🤖 AI Summary
Recognizing bases and exponents jointly in mathematical expression images under realistic degradations—such as noise, font scaling, and blur—remains challenging for conventional serial or single-task models.
Method: This paper proposes a lightweight multi-output convolutional neural network (CNN) that performs end-to-end simultaneous prediction of bases and exponents. It introduces a novel single-model dual-branch architecture: one branch jointly regresses bounding boxes and classifies base symbols, while the other does the same for exponents. To enhance generalization, synthetic data augmentation—including additive noise, multi-scale rendering, and Gaussian blur—is systematically applied.
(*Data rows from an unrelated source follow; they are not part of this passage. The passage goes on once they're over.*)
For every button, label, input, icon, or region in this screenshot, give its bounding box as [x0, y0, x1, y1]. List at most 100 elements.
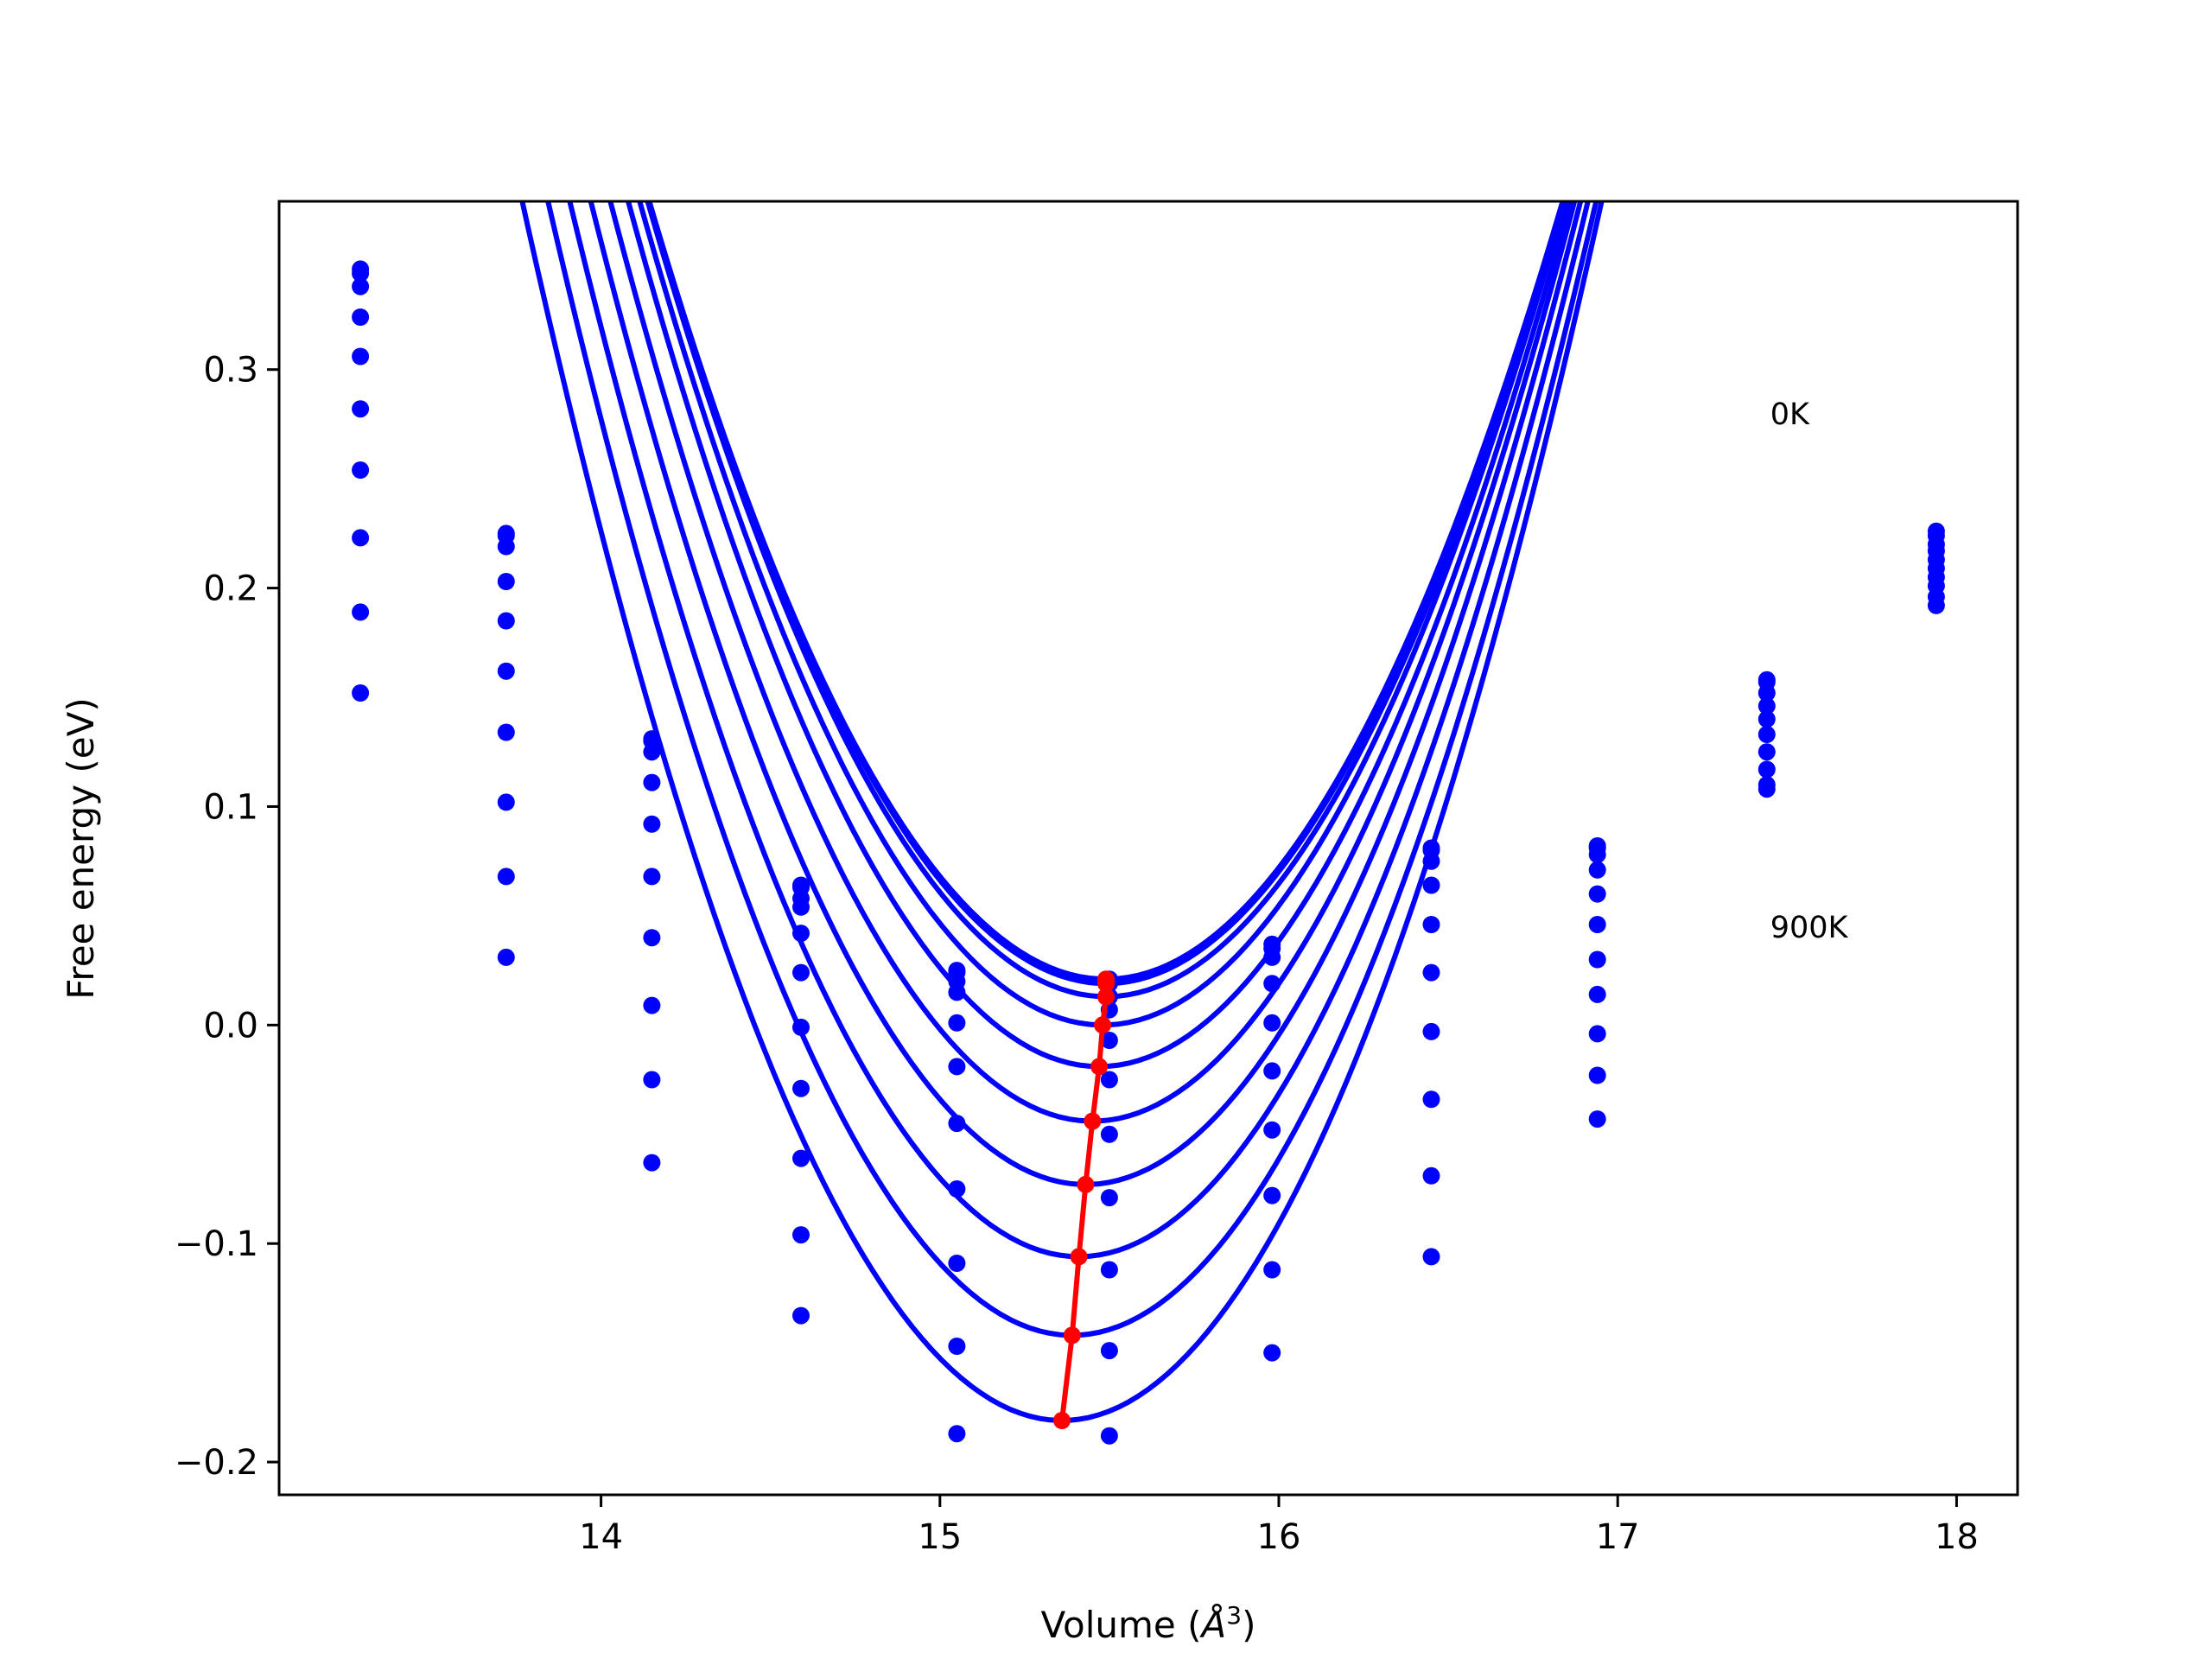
data-point: [948, 1014, 966, 1032]
data-point: [792, 1226, 810, 1244]
x-axis-ticks: 14 15 16 17 18: [579, 1495, 1979, 1557]
data-point: [1422, 1166, 1440, 1185]
data-point: [1422, 1090, 1440, 1109]
data-point: [1263, 1014, 1281, 1032]
data-point: [1263, 1186, 1281, 1205]
minimum-point: [1053, 1412, 1071, 1429]
data-point: [1758, 780, 1776, 798]
data-point: [948, 1338, 966, 1355]
y-tick-label: 0.2: [203, 569, 258, 609]
data-point: [352, 529, 370, 547]
data-point: [948, 1425, 966, 1443]
x-tick-label: 15: [918, 1517, 962, 1557]
fit-curve: [545, 201, 1599, 1338]
data-point: [1263, 1344, 1281, 1362]
data-point: [948, 1058, 966, 1076]
data-point: [1758, 726, 1776, 743]
data-point: [1100, 1125, 1118, 1143]
x-tick-label: 14: [579, 1517, 623, 1557]
data-point: [1758, 684, 1776, 702]
data-point: [1100, 1342, 1118, 1360]
data-point: [1758, 697, 1776, 715]
fit-curve: [567, 201, 1591, 1260]
fit-curve: [519, 201, 1605, 1424]
fit-curve: [646, 201, 1566, 987]
data-point: [1588, 916, 1606, 933]
data-points: [352, 260, 1945, 1445]
data-point: [352, 308, 370, 326]
data-point: [1422, 1248, 1440, 1266]
data-point: [352, 603, 370, 621]
data-point: [497, 793, 515, 811]
y-tick-label: −0.1: [175, 1224, 258, 1264]
data-point: [1927, 596, 1945, 614]
data-point: [643, 743, 661, 761]
data-point: [1588, 985, 1606, 1003]
data-point: [1588, 1066, 1606, 1084]
data-point: [352, 347, 370, 365]
plot-frame: [277, 200, 2019, 1497]
data-point: [1100, 1032, 1118, 1049]
data-point: [643, 929, 661, 947]
data-point: [948, 1255, 966, 1272]
annotation-0k: 0K: [1770, 397, 1810, 432]
data-point: [497, 537, 515, 556]
data-point: [352, 684, 370, 702]
data-point: [948, 1180, 966, 1198]
data-point: [792, 1149, 810, 1167]
minimum-line: [1053, 970, 1115, 1429]
data-point: [1758, 710, 1776, 728]
data-point: [1100, 1071, 1118, 1089]
y-tick-label: −0.2: [175, 1443, 258, 1483]
fit-curve: [646, 201, 1566, 982]
data-point: [643, 1071, 661, 1089]
data-point: [1588, 1025, 1606, 1043]
x-tick-label: 16: [1257, 1517, 1301, 1557]
data-point: [1422, 916, 1440, 933]
fit-curve: [607, 201, 1578, 1124]
data-point: [1100, 1427, 1118, 1445]
data-point: [948, 983, 966, 1001]
data-point: [1758, 760, 1776, 779]
data-point: [1100, 1261, 1118, 1279]
data-point: [643, 815, 661, 833]
x-tick-label: 18: [1935, 1517, 1979, 1557]
data-point: [792, 1079, 810, 1097]
data-point: [792, 898, 810, 916]
data-point: [1588, 950, 1606, 969]
y-axis-ticks: −0.2 −0.1 0.0 0.1 0.2 0.3: [175, 351, 279, 1483]
data-point: [792, 1018, 810, 1036]
data-point: [1422, 963, 1440, 982]
fit-curve: [588, 201, 1584, 1187]
y-axis-title: Free energy (eV): [60, 697, 102, 1000]
fit-curve: [637, 201, 1568, 1028]
data-point: [497, 868, 515, 886]
data-point: [1588, 861, 1606, 879]
data-point: [1263, 1261, 1281, 1279]
minimum-point: [1097, 975, 1115, 993]
data-point: [1263, 1062, 1281, 1080]
data-point: [1422, 1022, 1440, 1040]
minimum-point: [1077, 1175, 1095, 1193]
data-point: [1100, 1189, 1118, 1207]
data-point: [643, 996, 661, 1014]
y-tick-label: 0.1: [203, 787, 258, 827]
data-point: [1588, 885, 1606, 903]
data-point: [352, 461, 370, 479]
data-point: [352, 400, 370, 418]
minimum-point: [1090, 1058, 1109, 1076]
minimum-point: [1097, 988, 1115, 1006]
data-point: [1263, 1121, 1281, 1139]
data-point: [497, 723, 515, 741]
data-point: [643, 773, 661, 791]
data-point: [1263, 948, 1281, 966]
data-point: [792, 1306, 810, 1325]
annotation-900k: 900K: [1770, 911, 1849, 945]
fitted-curves: [519, 201, 1605, 1424]
data-point: [792, 963, 810, 982]
data-point: [497, 612, 515, 630]
minimum-point: [1094, 1016, 1112, 1034]
x-tick-label: 17: [1596, 1517, 1640, 1557]
minimum-point: [1070, 1248, 1088, 1266]
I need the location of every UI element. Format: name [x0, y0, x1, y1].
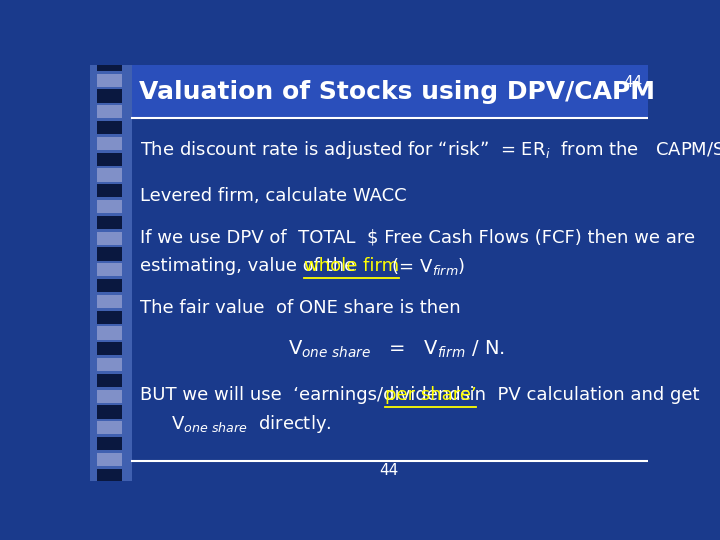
FancyBboxPatch shape — [96, 184, 122, 198]
FancyBboxPatch shape — [96, 216, 122, 229]
FancyBboxPatch shape — [96, 168, 122, 181]
FancyBboxPatch shape — [132, 65, 648, 117]
Text: (= V$_{firm}$): (= V$_{firm}$) — [386, 256, 465, 277]
FancyBboxPatch shape — [96, 453, 122, 466]
FancyBboxPatch shape — [96, 58, 122, 71]
FancyBboxPatch shape — [96, 406, 122, 419]
FancyBboxPatch shape — [90, 65, 132, 481]
FancyBboxPatch shape — [96, 121, 122, 134]
Text: Levered firm, calculate WACC: Levered firm, calculate WACC — [140, 187, 407, 205]
FancyBboxPatch shape — [96, 247, 122, 261]
Text: per share’: per share’ — [384, 386, 477, 404]
Text: in  PV calculation and get: in PV calculation and get — [459, 386, 700, 404]
FancyBboxPatch shape — [96, 200, 122, 213]
FancyBboxPatch shape — [96, 310, 122, 324]
Text: V$_{one\ share}$   =   V$_{firm}$ / N.: V$_{one\ share}$ = V$_{firm}$ / N. — [288, 339, 505, 360]
Text: 44: 44 — [624, 75, 642, 90]
FancyBboxPatch shape — [96, 263, 122, 276]
FancyBboxPatch shape — [96, 73, 122, 87]
FancyBboxPatch shape — [96, 232, 122, 245]
FancyBboxPatch shape — [96, 152, 122, 166]
FancyBboxPatch shape — [96, 295, 122, 308]
FancyBboxPatch shape — [96, 374, 122, 387]
Text: V$_{one\ share}$  directly.: V$_{one\ share}$ directly. — [171, 414, 331, 435]
Text: The discount rate is adjusted for “risk”  = ER$_i$  from the   CAPM/SML, etc: The discount rate is adjusted for “risk”… — [140, 139, 720, 161]
FancyBboxPatch shape — [96, 105, 122, 118]
FancyBboxPatch shape — [96, 358, 122, 371]
FancyBboxPatch shape — [96, 437, 122, 450]
FancyBboxPatch shape — [96, 326, 122, 340]
FancyBboxPatch shape — [96, 342, 122, 355]
Text: The fair value  of ONE share is then: The fair value of ONE share is then — [140, 299, 461, 317]
FancyBboxPatch shape — [96, 421, 122, 435]
FancyBboxPatch shape — [96, 469, 122, 482]
Text: whole firm: whole firm — [304, 258, 399, 275]
FancyBboxPatch shape — [96, 137, 122, 150]
Text: 44: 44 — [379, 463, 398, 478]
FancyBboxPatch shape — [96, 279, 122, 292]
Text: Valuation of Stocks using DPV/CAPM: Valuation of Stocks using DPV/CAPM — [139, 80, 655, 104]
Text: estimating, value of the: estimating, value of the — [140, 258, 361, 275]
Text: BUT we will use  ‘earnings/dividends: BUT we will use ‘earnings/dividends — [140, 386, 476, 404]
FancyBboxPatch shape — [96, 389, 122, 403]
Text: If we use DPV of  TOTAL  $ Free Cash Flows (FCF) then we are: If we use DPV of TOTAL $ Free Cash Flows… — [140, 228, 696, 246]
FancyBboxPatch shape — [96, 89, 122, 103]
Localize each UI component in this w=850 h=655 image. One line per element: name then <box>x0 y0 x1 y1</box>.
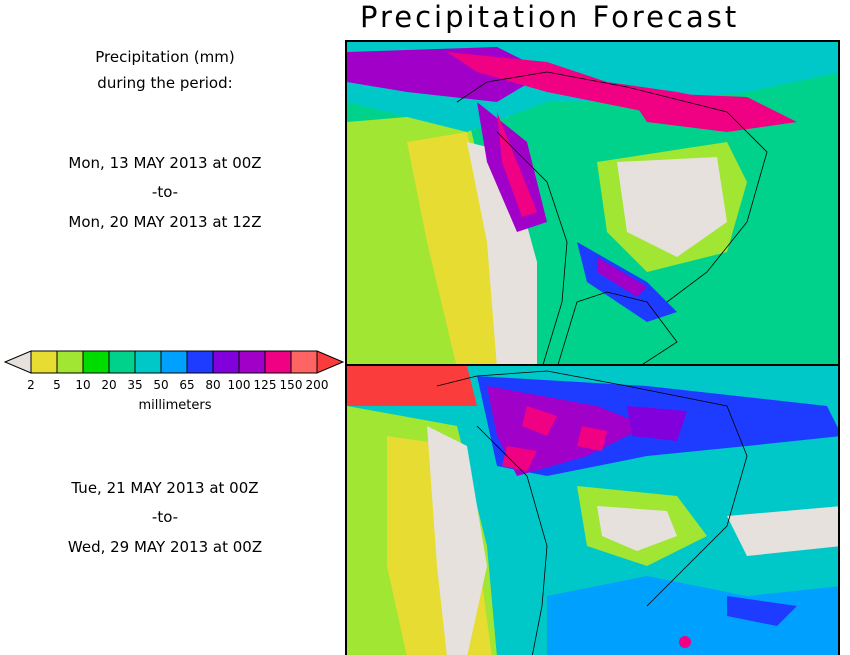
colorbar-above-arrow <box>316 350 345 374</box>
colorbar-tick-label: 125 <box>253 378 277 392</box>
colorbar-swatch <box>82 350 110 374</box>
colorbar-swatch <box>186 350 214 374</box>
description-line1: Precipitation (mm) <box>95 48 235 66</box>
description-line2: during the period: <box>97 74 233 92</box>
colorbar-swatch <box>108 350 136 374</box>
period2-to: -to- <box>151 508 179 526</box>
precip-map-1 <box>347 42 838 364</box>
colorbar-tick-label: 200 <box>305 378 329 392</box>
period2-end: Wed, 29 MAY 2013 at 00Z <box>67 538 263 556</box>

Contribution/Results: Evaluated on 10,900 degraded images, the method achieves high accuracy while significantly reducing model complexity and training resource consumption. It demonstrates superior robustness to common imaging degradations and strong practicality for real-world deployment in mathematical OCR systems.
📝 Abstract
The use of neural networks and deep learning techniques in image processing has significantly advanced the field, enabling highly accurate recognition results. However, achieving high recognition rates often necessitates complex network models, which can be challenging to train and require substantial computational resources. This research presents a simplified yet effective approach to predicting both the base and exponent from images of mathematical expressions using a multi-output Convolutional Neural Network (CNN). The model is trained on 10,900 synthetically generated images containing exponent expressions, incorporating random noise, font size variations, and blur intensity to simulate real-world conditions. The proposed CNN model demonstrates robust performance with efficient training time. The experimental results indicate that the model achieves high accuracy in predicting the base and exponent values, proving the efficacy of this approach in handling noisy and varied input images.